Problems with apps performing automatic font substitution are then highlighted and explained, and Apple’s AAT and SIL’s Graphite solutions highlighted.

Close attention is given to my particular concerns about visually indistinguishable glyphs – homoglyphs – and multiple code points which represent the same characters. These are easily illustrated: A is LATIN CAPITAL LETTER A, U+0041, and Α is GREEK CAPITAL LETTER ALPHA, U+0391, which are homoglyphs. Å is LATIN CAPITAL LETTER A WITH RING ABOVE, U+00C5, and Å is ANGSTROM SIGN, U+212B, which are canonically equivalent and can be remapped using normalisation.

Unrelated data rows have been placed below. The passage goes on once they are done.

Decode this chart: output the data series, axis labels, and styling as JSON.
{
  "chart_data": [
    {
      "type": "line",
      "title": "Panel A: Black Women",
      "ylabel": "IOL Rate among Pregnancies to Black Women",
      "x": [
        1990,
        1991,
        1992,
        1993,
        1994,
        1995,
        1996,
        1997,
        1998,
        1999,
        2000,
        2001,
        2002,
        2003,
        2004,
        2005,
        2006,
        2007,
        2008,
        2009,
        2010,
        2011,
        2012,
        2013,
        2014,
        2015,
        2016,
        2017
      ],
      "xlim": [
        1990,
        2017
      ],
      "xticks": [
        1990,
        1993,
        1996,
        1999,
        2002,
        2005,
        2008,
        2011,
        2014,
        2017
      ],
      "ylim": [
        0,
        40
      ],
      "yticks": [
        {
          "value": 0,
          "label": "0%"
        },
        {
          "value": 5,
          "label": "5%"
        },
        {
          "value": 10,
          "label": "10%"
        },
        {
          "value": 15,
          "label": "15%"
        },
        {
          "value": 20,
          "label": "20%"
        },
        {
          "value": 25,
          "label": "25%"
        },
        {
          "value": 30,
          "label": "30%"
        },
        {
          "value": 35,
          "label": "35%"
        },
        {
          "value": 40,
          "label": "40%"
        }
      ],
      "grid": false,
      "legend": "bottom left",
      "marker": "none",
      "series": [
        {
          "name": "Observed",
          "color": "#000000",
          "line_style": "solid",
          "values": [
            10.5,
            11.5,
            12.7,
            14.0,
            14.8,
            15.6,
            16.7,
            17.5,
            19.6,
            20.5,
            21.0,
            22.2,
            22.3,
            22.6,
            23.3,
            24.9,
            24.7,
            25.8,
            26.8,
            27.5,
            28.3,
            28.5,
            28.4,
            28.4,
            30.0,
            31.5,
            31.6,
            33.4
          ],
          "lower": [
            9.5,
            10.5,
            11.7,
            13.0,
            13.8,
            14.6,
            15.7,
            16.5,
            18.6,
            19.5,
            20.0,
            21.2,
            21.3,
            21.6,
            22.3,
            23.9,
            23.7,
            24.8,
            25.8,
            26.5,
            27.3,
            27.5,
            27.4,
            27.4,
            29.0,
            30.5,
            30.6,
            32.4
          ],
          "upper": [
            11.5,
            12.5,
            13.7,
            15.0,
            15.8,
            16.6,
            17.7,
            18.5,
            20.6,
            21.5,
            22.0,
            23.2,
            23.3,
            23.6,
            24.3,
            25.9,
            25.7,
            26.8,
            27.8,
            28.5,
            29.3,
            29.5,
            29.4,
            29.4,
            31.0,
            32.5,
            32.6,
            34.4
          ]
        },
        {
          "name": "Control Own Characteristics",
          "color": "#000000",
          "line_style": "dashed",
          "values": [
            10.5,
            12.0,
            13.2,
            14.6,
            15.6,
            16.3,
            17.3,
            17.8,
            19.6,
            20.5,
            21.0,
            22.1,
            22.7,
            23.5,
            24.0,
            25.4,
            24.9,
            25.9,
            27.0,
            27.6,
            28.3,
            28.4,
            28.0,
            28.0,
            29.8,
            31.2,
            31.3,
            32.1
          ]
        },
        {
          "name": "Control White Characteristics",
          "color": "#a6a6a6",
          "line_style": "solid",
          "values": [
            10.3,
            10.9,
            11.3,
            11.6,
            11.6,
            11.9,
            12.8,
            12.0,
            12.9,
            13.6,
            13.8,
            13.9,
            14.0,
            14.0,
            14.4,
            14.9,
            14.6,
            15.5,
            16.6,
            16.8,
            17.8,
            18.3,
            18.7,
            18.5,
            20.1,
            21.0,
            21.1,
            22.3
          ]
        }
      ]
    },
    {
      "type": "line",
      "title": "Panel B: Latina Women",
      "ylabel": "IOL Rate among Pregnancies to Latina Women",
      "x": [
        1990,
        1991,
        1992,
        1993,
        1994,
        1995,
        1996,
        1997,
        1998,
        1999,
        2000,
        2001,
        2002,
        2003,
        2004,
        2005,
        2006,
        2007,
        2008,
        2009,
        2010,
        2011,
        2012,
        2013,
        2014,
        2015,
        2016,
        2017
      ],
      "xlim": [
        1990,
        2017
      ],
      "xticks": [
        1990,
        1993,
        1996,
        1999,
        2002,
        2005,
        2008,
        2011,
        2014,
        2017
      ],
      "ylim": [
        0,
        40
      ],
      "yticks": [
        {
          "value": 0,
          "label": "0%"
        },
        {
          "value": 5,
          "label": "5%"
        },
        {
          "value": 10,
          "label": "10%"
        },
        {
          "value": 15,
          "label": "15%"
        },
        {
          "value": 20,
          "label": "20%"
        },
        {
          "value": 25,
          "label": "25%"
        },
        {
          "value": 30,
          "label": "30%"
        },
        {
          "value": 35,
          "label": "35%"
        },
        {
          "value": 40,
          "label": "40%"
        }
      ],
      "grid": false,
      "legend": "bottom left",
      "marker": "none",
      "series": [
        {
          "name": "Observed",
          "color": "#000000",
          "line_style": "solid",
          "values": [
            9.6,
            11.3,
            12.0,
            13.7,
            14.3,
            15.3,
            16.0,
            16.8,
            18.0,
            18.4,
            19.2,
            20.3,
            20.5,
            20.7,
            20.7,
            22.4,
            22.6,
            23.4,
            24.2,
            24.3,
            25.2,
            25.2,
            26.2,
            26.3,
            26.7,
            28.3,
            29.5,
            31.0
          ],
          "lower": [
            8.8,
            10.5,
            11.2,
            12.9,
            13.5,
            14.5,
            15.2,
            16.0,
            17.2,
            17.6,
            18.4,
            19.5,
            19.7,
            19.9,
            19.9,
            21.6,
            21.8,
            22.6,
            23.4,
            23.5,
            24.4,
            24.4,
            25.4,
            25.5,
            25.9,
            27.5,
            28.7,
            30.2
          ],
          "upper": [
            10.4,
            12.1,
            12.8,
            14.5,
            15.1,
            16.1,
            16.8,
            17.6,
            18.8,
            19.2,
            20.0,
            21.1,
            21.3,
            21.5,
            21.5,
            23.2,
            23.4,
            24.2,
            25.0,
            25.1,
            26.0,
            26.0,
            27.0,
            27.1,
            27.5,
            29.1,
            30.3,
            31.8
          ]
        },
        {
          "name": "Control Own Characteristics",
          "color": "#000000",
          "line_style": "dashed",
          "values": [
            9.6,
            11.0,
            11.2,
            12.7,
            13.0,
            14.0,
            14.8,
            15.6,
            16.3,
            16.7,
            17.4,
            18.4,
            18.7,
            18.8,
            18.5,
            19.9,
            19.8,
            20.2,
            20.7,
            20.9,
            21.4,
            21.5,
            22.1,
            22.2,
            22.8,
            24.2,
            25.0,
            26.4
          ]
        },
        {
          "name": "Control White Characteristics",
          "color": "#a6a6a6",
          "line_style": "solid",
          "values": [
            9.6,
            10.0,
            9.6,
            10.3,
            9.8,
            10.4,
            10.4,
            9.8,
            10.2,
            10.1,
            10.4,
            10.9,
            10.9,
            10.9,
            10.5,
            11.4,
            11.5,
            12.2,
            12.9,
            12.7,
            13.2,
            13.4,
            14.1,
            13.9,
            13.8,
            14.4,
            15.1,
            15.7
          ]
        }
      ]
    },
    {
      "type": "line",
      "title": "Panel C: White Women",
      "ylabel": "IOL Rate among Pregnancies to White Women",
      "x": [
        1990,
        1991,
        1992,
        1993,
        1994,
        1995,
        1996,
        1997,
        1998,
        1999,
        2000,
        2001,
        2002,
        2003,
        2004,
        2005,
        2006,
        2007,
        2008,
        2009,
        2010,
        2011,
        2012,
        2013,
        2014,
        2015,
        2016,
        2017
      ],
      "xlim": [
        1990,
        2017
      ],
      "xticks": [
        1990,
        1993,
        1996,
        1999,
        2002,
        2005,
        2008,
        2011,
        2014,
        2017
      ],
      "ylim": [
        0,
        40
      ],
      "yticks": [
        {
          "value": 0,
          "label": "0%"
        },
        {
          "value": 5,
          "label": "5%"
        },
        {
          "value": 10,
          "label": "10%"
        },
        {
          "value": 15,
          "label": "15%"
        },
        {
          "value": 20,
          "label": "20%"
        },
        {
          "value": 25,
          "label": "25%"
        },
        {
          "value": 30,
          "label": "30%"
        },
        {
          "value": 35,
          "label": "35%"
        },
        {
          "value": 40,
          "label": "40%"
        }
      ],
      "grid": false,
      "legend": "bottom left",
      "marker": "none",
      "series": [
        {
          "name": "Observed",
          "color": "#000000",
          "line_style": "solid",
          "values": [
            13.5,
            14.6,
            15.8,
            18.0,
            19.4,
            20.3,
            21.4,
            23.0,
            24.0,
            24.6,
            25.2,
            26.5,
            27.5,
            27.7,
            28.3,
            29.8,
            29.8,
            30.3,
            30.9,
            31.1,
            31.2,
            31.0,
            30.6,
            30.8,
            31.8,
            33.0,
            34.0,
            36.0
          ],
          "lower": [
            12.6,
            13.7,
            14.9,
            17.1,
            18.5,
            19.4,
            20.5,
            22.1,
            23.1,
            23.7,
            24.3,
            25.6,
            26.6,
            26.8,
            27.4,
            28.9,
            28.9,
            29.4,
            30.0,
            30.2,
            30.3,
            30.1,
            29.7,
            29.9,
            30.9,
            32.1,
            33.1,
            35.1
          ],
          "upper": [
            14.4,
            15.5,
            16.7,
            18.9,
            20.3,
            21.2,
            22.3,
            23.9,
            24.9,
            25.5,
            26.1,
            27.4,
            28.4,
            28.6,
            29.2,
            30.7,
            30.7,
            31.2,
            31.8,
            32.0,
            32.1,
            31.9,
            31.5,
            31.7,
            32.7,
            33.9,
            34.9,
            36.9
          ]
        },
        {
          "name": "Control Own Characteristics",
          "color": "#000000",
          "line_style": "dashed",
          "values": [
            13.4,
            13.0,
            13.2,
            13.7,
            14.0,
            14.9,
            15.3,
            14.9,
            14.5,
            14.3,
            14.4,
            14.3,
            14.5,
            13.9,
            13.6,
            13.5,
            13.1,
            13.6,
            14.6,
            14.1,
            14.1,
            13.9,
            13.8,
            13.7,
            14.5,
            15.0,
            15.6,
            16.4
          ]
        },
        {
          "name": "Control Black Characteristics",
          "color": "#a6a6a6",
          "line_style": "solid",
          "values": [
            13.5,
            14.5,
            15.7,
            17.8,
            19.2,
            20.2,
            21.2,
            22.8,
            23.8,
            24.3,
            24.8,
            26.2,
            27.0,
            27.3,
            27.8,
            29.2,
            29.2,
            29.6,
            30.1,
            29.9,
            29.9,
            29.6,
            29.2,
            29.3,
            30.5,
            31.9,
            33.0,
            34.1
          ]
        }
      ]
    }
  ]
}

If you want to explore these further, I have two apps which might interest you: Apfelstrudel looks in detail at normalisation, and Dystextia shows how you can obfuscate text using homoglyphs. They are both free from Downloads above.

The authors point out that normalisation isn’t a perfect solution, being marred where the Unicode standard refuses canonical equivalence, and this is one of the problems tackled by their system of orthography profiles, which is what they are leading to. Each chapter ends with a set of practical recommendations; those for Chapter 3 could stand alone as rules for retaining sanity in an increasingly Unicode world.

For those unaccustomed to the IPA, chapter 4 gives valuable background and leads on to discussion of the problems using IPA in Unicode. This concludes with a letter-by-letter proposal for the standard encoding of IPA in Unicode, which for linguists will be one of the book’s most valuable sections.

Chapter 7 then explains why Unicode Locales are not a solution, and proposes orthography profiles, consisting of Unicode code points, characters, graphemes, and a set of rules for any given language. The authors specify this formally, and in the following chapter (and supporting source code) introduce implementations in Python and R.

On top of all this wonderful information, the Language Science Press is being highly innovative in this publication. The book’s source, in LaTeX of course, is a project on GitHub, together with its computer source code, and will evolve as open source. You can read more about this in the publisher’s article here.

This book deserves to be much more widely-read than its title might suggest. Even if you’re not particularly concerned about transcribing exotic languages using the IPA, it provides many excellent tips which anyone working with Unicode should study.

It also raises the much bigger question as to why, when we have such a vast and rich collection of ‘characters’, the only tool that most of us use is Apple’s “Emoji & Symbols” (sic) panel, which struggles to make emoji accessible, and largely fails when you want to do anything more serious with language.